In 1798, Edward Jenner published his discovery that cowpox inoculations were safer for the patient but just as effective a deterrent to smallpox. Early Massachusetts laws had permitted towns to quarantine patients or to remove them to special hospitals for treatment. With news of this newly introduced and safer inoculation, on 6 March 1809 the Massachusetts legislature passed a law that permitted local town or city authorities to demand mandatory vaccination in response to smallpox epidemics. Antivaccination advocates opposed this. In 1834, the legislature weakened the law. In 1854, the legislature required vaccination for school admission. Finally, in 1877, most likely in response to the worst smallpox outbreak for some time, the state began enforcing the law. The last graph shows that the enforcement of the vaccination law for school entry may have contributed to a lower running rate of smallpox over the next few decades.


Then the 1902 epidemic struck. The City of Boston forcibly inoculated thousands of people, many in immigrant neighborhoods. The newspapers covered the events, noting that force was used on some transients. In one such story, a policeman sat on a man’s legs, another on his head, while his bare arm was pulled out for the doctor to inoculate.


The City of Cambridge mandated forced vaccination for smallpox but the city had a vocal antivaccination group, among them the Rev.
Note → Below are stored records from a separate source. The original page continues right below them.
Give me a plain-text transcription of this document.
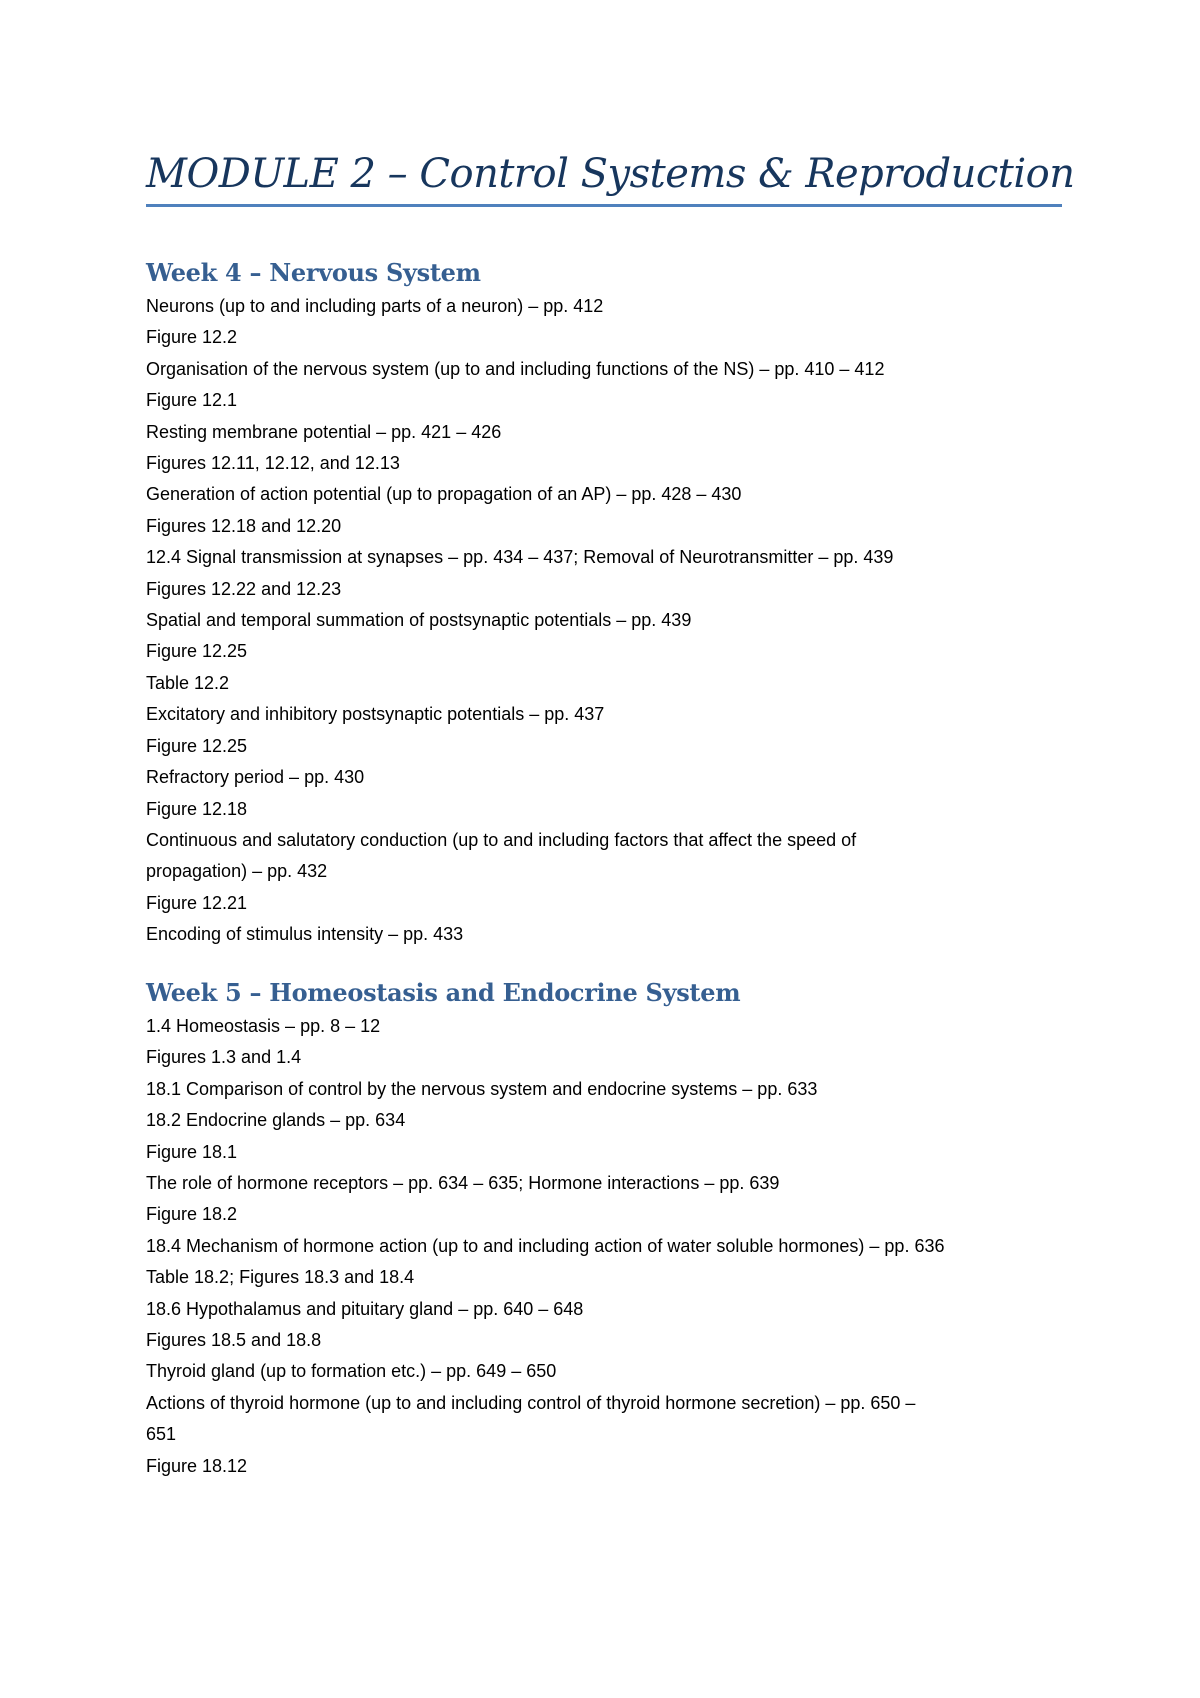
MODULE 2 – Control Systems & Reproduction
Week 4 – Nervous System
Neurons (up to and including parts of a neuron) – pp. 412
Figure 12.2
Organisation of the nervous system (up to and including functions of the NS) – pp. 410 – 412
Figure 12.1
Resting membrane potential – pp. 421 – 426
Figures 12.11, 12.12, and 12.13
Generation of action potential (up to propagation of an AP) – pp. 428 – 430
Figures 12.18 and 12.20
12.4 Signal transmission at synapses – pp. 434 – 437; Removal of Neurotransmitter – pp. 439
Figures 12.22 and 12.23
Spatial and temporal summation of postsynaptic potentials – pp. 439
Figure 12.25
Table 12.2
Excitatory and inhibitory postsynaptic potentials – pp. 437
Figure 12.25
Refractory period – pp. 430
Figure 12.18
Continuous and salutatory conduction (up to and including factors that affect the speed of
propagation) – pp. 432
Figure 12.21
Encoding of stimulus intensity – pp. 433
Week 5 – Homeostasis and Endocrine System
1.4 Homeostasis – pp. 8 – 12
Figures 1.3 and 1.4
18.1 Comparison of control by the nervous system and endocrine systems – pp. 633
18.2 Endocrine glands – pp. 634
Figure 18.1
The role of hormone receptors – pp. 634 – 635; Hormone interactions – pp. 639
Figure 18.2
18.4 Mechanism of hormone action (up to and including action of water soluble hormones) – pp. 636
Table 18.2; Figures 18.3 and 18.4
18.6 Hypothalamus and pituitary gland – pp. 640 – 648
Figures 18.5 and 18.8
Thyroid gland (up to formation etc.) – pp. 649 – 650
Actions of thyroid hormone (up to and including control of thyroid hormone secretion) – pp. 650 –
651
Figure 18.12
Henning Jacobson, a Danish immigrant, Evangelical Lutheran minister, hypnotist, and psychic. He was fined $5[6] and brought suit, only to lose in District Court and in the Massachusetts Supreme Judicial Court. He appealed to the U.S. Supreme Court, which on 20 February 1906 ruled against him, stating that “a community has the right to protect itself against an epidemic.”[7]


The state started producing its own vaccine, ensuring quality and making vaccination free for everyone. With universal vaccination for school-age children, the smallpox rate in Massachusetts plummeted to nearly zero, the last case having occurred in Massachusetts in 1932.
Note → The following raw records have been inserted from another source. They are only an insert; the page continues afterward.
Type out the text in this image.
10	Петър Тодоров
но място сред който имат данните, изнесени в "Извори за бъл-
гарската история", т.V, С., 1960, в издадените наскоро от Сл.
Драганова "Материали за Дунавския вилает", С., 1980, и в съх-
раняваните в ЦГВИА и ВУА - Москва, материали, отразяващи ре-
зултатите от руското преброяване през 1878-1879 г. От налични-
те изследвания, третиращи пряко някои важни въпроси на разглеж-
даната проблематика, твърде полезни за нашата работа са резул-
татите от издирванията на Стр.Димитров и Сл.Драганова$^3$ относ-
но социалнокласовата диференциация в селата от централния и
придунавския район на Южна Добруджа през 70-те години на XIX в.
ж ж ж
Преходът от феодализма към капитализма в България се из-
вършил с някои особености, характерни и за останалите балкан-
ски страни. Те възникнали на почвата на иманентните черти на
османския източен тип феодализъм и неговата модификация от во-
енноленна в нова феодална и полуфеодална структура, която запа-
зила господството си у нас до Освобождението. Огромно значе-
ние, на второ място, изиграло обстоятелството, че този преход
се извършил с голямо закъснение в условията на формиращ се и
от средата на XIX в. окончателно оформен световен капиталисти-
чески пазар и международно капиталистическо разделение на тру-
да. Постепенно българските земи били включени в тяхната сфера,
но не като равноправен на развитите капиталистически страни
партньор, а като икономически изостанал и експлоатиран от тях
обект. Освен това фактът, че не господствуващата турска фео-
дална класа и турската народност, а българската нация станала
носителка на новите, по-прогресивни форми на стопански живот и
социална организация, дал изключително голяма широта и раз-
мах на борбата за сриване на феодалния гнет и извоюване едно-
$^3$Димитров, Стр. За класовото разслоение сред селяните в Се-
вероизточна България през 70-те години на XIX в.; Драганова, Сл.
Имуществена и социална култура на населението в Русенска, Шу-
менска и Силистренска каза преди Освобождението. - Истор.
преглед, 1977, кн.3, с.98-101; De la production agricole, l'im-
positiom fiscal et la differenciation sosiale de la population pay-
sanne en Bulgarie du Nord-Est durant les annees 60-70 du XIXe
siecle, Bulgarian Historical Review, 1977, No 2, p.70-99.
Jacobson v. Massachusetts remains a landmark in the enforcement of public health policy.

Thank you to statistician Bruce Cohen, and epidemiologist Alfred DeMaria, MD, both of Mass. DPH, for their generosity in sharing statistics, background information, and time.

_____________________________________

[1] “About 10,000 Vaccinated In South Boston: Board of Health Had 115 Physicians at Work–It intends to Bring Those Who Refuse Into Court,” Boston Daily Globe, issue of 28 Jan 1902, p. 14; cited in Michael R. Albert, MD, Kristen G. Ostheimer, MA, and Joel G. Bremen, DTPH, “The Last Smallpox Epidemic in Boston and the Vaccination Controversy, 1901-1903,” Occasional Notes, New England Journal of Medicine, 344 (Feb 2001): 378.
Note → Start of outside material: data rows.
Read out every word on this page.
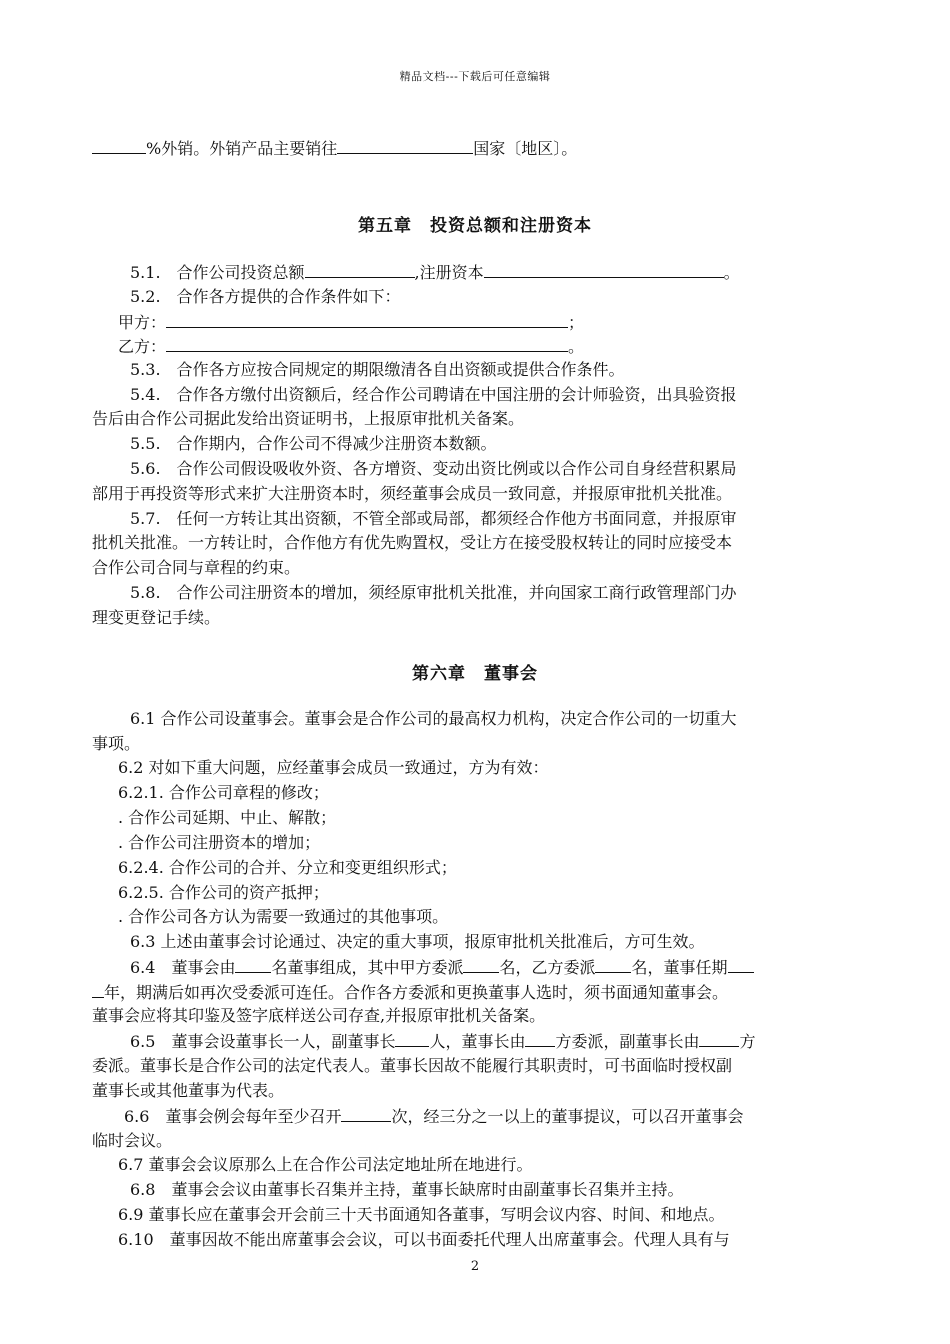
精品文档---下载后可任意编辑
%外销。外销产品主要销往	国家〔地区〕。
第五章　投资总额和注册资本
5.1.　合作公司投资总额	,注册资本	。
5.2.　合作各方提供的合作条件如下：
甲方：	；
乙方：	。
5.3.　合作各方应按合同规定的期限缴清各自出资额或提供合作条件。
5.4.　合作各方缴付出资额后，经合作公司聘请在中国注册的会计师验资，出具验资报
告后由合作公司据此发给出资证明书，上报原审批机关备案。
5.5.　合作期内，合作公司不得减少注册资本数额。
5.6.　合作公司假设吸收外资、各方增资、变动出资比例或以合作公司自身经营积累局
部用于再投资等形式来扩大注册资本时，须经董事会成员一致同意，并报原审批机关批准。
5.7.　任何一方转让其出资额，不管全部或局部，都须经合作他方书面同意，并报原审
批机关批准。一方转让时，合作他方有优先购置权，受让方在接受股权转让的同时应接受本
合作公司合同与章程的约束。
5.8.　合作公司注册资本的增加，须经原审批机关批准，并向国家工商行政管理部门办
理变更登记手续。
第六章　董事会
6.1 合作公司设董事会。董事会是合作公司的最高权力机构，决定合作公司的一切重大
事项。
6.2 对如下重大问题，应经董事会成员一致通过，方为有效：
6.2.1. 合作公司章程的修改；
. 合作公司延期、中止、解散；
. 合作公司注册资本的增加；
6.2.4. 合作公司的合并、分立和变更组织形式；
6.2.5. 合作公司的资产抵押；
. 合作公司各方认为需要一致通过的其他事项。
6.3 上述由董事会讨论通过、决定的重大事项，报原审批机关批准后，方可生效。
6.4　董事会由 名董事组成，其中甲方委派 名，乙方委派 名，董事任期
年，期满后如再次受委派可连任。合作各方委派和更换董事人选时，须书面通知董事会。
董事会应将其印鉴及签字底样送公司存查,并报原审批机关备案。
6.5　董事会设董事长一人，副董事长 人，董事长由 方委派，副董事长由	方
委派。董事长是合作公司的法定代表人。董事长因故不能履行其职责时，可书面临时授权副
董事长或其他董事为代表。
6.6　董事会例会每年至少召开	次，经三分之一以上的董事提议，可以召开董事会
临时会议。
6.7 董事会会议原那么上在合作公司法定地址所在地进行。
6.8　董事会会议由董事长召集并主持，董事长缺席时由副董事长召集并主持。
6.9 董事长应在董事会开会前三十天书面通知各董事，写明会议内容、时间、和地点。
6.10　董事因故不能出席董事会会议，可以书面委托代理人出席董事会。代理人具有与
2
[2] In June, just in time to experience record heat, which is a nice memory when the temperature is sub-zero.


[3] Extract from John Bonner, The Town of Boston in New England (Boston: William Price publisher, 1723), Norman B. Leventhal Map Center, Boston Public Library; http://maps.bpl.org/id/11122 : viewed 4 Jan 2014.


[4] Lemuel Shattuck at alia, Report of a General Plan for the Promotion of Public and Personal Health, Devised, Prepared, and Recommended by the Commissioners Appointed under a Resolve of the Legislature of Massachusetts Relating to a Sanitary Survey of the State, Presented April 25, 1860, commonly called the Shattuck Report (Boston: Dutten & Wentworth, State Printers, 1850), 42.


[5] Graph from Alfred DeMaria, MD, “Smallpox in Massachusetts,” slide 28 of 53; statistics from Bruce Cohen, “Historical Vitals 1842-1928,” Excel spreadsheet, Department of Public Health, Massachusetts.


[6] M.G.L. 111 § 181, unchanged since that time:“Boards of health, if in their opinion it is necessary for public health or safety, shall require and enforce the vaccination and revaccination of all the inhabitants of their towns, and shall provide them with the means of free vaccination. Whoever refuses or neglects to comply with such requirement shall forfeit five dollars.” https://malegislature.gov/Laws/GeneralLaws/PartI/TitleXVI/Chapter111/Section181 : viewed 4 Jan 2014.


[7] Wendy E. Parmet, JD, Richard A. Goodman, MD, JD, MPH, and Amy Farber, MD, “Individual Rights versus the Public’s Health – 100 Years after Jacobson v. Massachusetts,” New England Journal of Medicine, 352 (Feb 2005): 652.